Вышел Хоредой из юрты, поймал своего чубарого коня, положил на него холщовый потник, оседлал деревянным седлом и, взяв в руки красношелковые поводья, сел на коня и поехал прямо на западную сторону, в место, куда упадет смешивающий тысячу веков белый камень Эрдени.
Спустился Хоредой по ту сторону гор, в долину белого озера. Подъехал и видит: лежит в траве белосеребряный, светящийся днем и горящий ночью, смешивающий тысячу веков белый камень Эрдени. Взял его Хоредой и начал грызть на левых коренных зубах. И вдруг небо покрылось облаками, пошел кровавый дождь, каменный град посыпался, после этого пошел большой снег, который упал до нижних сучков деревьев. Снова взял Хоредой смешивающий тысячу веков белый камень Эрдени и стал грызть на правых коренных зубах. Тогда небо вдруг очистилось от облаков и стало очень жарко; снег скоро весь растаял. Взял белый камень Эрдени Хоредой и в третий раз стал грызть его передними зубами. Тогда белое озеро заволновалось, белосеребряные барашки пошли туда-сюда, волны поднялись до верхнего неба, ямы опустились до нижней земли. Взмахнул Хоредой белым камнем Эрдени, рассек белое озеро по самой высокой волне и видит: на дне лежит сын Наран-батор, простой слабый человек, и плачет. Прыгнул Хоредой на своем чубаром коне на самое дно, взял сына Наран-батора и выскочил обратно. Сошлись волны на белом озере, и снова все стало тихо и спокойно, как прежде.
Привез Хоредой сына Наран-батора в свою юрту. Поправилась Алма-Хатан, и зажили они счастливо, втроем, в восточной стороне.

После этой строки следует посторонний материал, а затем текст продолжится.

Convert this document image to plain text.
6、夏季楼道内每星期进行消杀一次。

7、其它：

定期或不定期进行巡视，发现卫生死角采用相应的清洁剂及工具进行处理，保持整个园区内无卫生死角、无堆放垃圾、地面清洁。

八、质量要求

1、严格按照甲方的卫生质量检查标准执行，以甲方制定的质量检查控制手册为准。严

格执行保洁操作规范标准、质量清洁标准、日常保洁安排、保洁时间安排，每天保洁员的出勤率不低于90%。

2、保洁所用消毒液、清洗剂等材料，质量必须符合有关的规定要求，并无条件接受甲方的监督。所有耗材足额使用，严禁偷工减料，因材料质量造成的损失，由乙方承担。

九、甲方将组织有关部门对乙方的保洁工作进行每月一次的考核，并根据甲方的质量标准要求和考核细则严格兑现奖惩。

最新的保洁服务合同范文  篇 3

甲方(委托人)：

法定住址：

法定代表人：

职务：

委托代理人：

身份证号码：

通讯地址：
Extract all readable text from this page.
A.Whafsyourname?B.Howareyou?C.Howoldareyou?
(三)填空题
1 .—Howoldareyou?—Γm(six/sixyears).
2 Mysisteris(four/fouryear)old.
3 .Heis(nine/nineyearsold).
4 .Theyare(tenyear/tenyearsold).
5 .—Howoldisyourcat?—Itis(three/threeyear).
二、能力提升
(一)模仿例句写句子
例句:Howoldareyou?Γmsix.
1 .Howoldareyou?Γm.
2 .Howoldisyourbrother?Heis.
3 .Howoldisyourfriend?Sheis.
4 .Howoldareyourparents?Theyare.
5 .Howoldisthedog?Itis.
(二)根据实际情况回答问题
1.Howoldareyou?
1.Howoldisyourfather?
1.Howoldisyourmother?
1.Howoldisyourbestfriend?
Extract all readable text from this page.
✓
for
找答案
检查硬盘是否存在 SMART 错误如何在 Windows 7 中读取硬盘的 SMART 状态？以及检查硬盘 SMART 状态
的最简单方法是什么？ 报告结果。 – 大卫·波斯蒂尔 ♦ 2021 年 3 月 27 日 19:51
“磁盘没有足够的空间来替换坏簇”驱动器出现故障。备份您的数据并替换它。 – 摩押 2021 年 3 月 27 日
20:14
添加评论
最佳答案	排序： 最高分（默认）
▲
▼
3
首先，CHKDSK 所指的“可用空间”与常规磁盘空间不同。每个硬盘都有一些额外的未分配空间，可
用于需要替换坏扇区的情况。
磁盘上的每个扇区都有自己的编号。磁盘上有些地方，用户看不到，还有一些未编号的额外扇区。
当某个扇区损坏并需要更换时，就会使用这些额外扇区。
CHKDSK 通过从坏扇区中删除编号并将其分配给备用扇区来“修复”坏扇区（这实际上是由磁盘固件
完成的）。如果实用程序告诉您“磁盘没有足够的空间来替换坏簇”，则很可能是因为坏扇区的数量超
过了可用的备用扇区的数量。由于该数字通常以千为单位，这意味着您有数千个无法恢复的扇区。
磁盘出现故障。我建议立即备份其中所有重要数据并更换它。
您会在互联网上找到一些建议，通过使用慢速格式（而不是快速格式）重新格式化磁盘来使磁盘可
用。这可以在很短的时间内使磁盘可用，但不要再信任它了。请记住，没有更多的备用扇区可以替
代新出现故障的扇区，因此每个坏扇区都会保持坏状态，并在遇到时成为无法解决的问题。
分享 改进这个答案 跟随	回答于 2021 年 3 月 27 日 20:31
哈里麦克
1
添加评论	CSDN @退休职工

— Одинокий мужчина счастливым не делается, одна головня огнем не делается! — так сказал Наран-батор однажды.
Тогда, с утреннего красного солнца начиная, достает мать Алма-Хатан материнское желтое священное писание и расстилает от дверей до противоположной стены. Так разостлав, она читает. Тогда вычитывается ей, что прямо на западной стороне, в местности далекой, за высокой горой, опускается с верхнего неба купаться в том же самом белом озере девица с диковинным именем, с именем не нашим, а попросту Тэнгэрин Басаган, дочь западного доброго духа. Она и есть суженая Наран-батора на девять дней и девять ночей.